There’s a rose killer on the loose: What to do about RRD

If your clients have roses in their landscape and they’re suddenly looking deformed, they could be suffering from Rose Rosette Disease (RRD), an incurable disease spread by microscopic eriophyid mites. This disease is becoming increasingly prevalent and knowing how to spot it is important.

According to Proven Winners, RRD causes roses to grow strangely deformed stems, leaves, and flowers. Although the disease is a virus, it is transmitted by a mite that is so small, it can only be seen under a powerful microscope.

Knowing the signs of an infected plant is key to a proper diagnosis. According to Proven Winners, there are several symptoms to look for in roses potentially infected by RRD.

1. Bright red new growth that does not turn green.

2. Excessive thorniness and thick stems.

3. Buds that emerge in tight and small clusters (the “rosettes” giving this disease its name)

4. Flowers that have opened but are deformed.

5. Deformed and/or yellowing foliage

Where is RRD found?

While you might be hearing more about RRD these days, it’s not exactly new. The disease was first reported in 1941 in California and Wyoming. But it has been spreading from there and continues to make news as it enters new states.

Jack Moore, owner of Grassperson in Lewisville, Texas, says he’s been seeing more of this disease in his area. He has seen it hitting Knock Out Roses—a client favorite—particularly hard.

While traditional roses need very attentive TLC, Knock Out Roses have been known for being hardy and low maintenance. But now that they’re subject to this disease, that’s changing.

Still, Moore says that some of his clients who really love Knock Out Roses have still wanted them installed.

“It boils down to expectations and making sure clients are properly educated,” Moore says. “Those who choose to still have Knock Out Roses must understand that in a couple years they may need to be replaced due to RRD. One of the things that we’ve found is that it’s a slow decline—not overnight—so clients do get to enjoy their rose bush for a couple of years.”

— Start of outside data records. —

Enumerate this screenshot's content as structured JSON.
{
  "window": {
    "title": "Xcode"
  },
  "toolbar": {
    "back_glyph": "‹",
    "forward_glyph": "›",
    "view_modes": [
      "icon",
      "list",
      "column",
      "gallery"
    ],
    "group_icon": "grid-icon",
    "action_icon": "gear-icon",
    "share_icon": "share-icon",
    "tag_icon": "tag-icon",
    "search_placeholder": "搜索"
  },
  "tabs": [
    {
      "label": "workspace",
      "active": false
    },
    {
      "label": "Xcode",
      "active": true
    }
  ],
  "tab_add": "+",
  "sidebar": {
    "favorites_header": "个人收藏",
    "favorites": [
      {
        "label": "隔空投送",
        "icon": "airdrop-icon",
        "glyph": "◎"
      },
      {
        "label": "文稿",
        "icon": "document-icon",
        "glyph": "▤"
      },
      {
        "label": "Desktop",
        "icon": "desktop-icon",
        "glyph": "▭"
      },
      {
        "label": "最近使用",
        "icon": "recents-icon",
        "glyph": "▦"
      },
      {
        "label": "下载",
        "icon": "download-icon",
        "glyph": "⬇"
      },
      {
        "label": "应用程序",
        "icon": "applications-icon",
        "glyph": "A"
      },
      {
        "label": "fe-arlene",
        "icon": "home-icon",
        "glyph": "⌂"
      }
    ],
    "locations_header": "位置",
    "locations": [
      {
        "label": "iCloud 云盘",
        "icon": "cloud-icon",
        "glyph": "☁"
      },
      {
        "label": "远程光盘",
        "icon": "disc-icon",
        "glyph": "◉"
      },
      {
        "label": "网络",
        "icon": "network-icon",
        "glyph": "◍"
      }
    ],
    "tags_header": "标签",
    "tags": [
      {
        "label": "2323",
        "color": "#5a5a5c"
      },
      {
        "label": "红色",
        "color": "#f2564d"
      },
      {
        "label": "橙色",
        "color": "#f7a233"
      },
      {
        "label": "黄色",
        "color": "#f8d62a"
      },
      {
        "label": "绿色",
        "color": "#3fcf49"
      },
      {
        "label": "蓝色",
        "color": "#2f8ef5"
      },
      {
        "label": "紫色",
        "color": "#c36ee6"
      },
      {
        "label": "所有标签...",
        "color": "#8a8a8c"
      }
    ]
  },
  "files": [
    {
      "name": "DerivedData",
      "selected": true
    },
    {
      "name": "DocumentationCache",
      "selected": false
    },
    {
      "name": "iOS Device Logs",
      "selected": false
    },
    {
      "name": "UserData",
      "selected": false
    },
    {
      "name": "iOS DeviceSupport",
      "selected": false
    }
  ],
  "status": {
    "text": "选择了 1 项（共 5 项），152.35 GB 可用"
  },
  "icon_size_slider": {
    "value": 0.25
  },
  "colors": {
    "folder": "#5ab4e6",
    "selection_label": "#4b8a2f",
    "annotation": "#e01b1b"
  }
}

Moore says that he’s also seeing new rose cultivars regularly pop up. One of the newest is Top Gun, which seem to be resistant to RRD.

Educating clients

While RRD is one of the most serious issues a rose bush can face (due to there being no cure), it’s certainly not the only potential downfall. Rose bushes are susceptible to a number of problems and certain cultivars, which are more fragile, need a lot of care just to survive. Even pruning a rose bush improperly can lead to its demise.

That’s why it’s important to educate clients who either already have rose bushes or are thinking about having them installed. Many clients may not be familiar with RRD and as a landscape professional, you can provide a great service by informing them.